Lex Friedman, Macworld.com | June 7, 2011
Apple on Monday gave users their first glimpse at iOS 5, the next iteration of the company’s mobile operating system for iPhones, iPads, and iPod touch models.

In practice, Newstand behaves a lot like an iOS folder. As you can see in the screenshot below, when you tap the Newsstand icon, it doesn't launch a true app; it simply reveals collected icons for your subscriptions.

 

Twitter

According to Forstall, Twitter user send more than 1 billion messages per week, and Apple wants to make it even easier for customers to use the service. New in iOS 5 is single-sign-on support for Twitter—once you configure your login credentials in the Settings app, third-party Twitter clients will be able to access your login details without requiring separate sign-in within each app.

In addition, several of Apple’s own apps, including Photos, Safari, YouTube, and Maps, will support direct Twitter integration, so that you can quickly post data from those apps to your Twitter account. You'll also be able to use Twitter to automatically update the images and Twitter usernames for your contacts.

Reminders

 

Though the App Store is rife with reminder apps—or, perhaps, because it’s rife with such apps—Apple is introducing a task/list app, Reminders, with iOS 5. The app supports multiple lists of tasks, with alerts that can be either date- or location-based.
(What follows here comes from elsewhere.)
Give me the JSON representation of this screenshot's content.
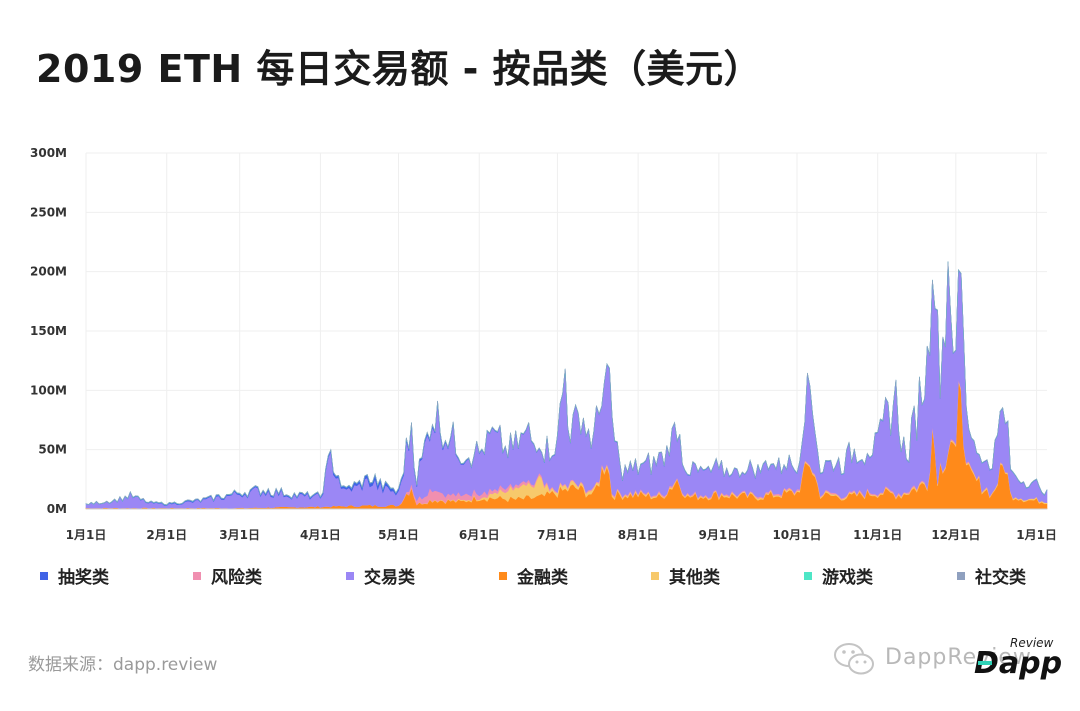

Those locations are particularly powerful—your device can remind you about a task when you reach a specific location, or depart from one. Reminders are also searchable, and will sync with iCal on the Mac and Outlook on Windows.

Camera

The iPhone 4’s camera is the second-most popular camera on Flickr, and the most popular phone camera, Forstall said. iOS 5 makes it faster to take photos from the lock screen by squeezing more out of a shortcut that predates iOS 4: Double-tap the Home button from that lock screen, and in addition to music-playback controls, you'll find a camera icon. Tap it to quickly launch the Camera app. (If your phone is protected with a passcode, you can still take photos, but you won't be able to access other apps and data.) And, in a shocking turnaround, you can now use the phone's Volume Up button to take photos, instead of just the on-screen shutter button. (Apple previously rejected apps that implemented such feature.)

 

The Camera app will also sport optional grid lines to better compose your photographs, pinch-to-zoom (for digital zooming), and auto-focus and auto-exposure locking. Also built into the app will be new editing features—specifically, crop, rotate, red-eye reduction, and iPhoto’s one-click enhance.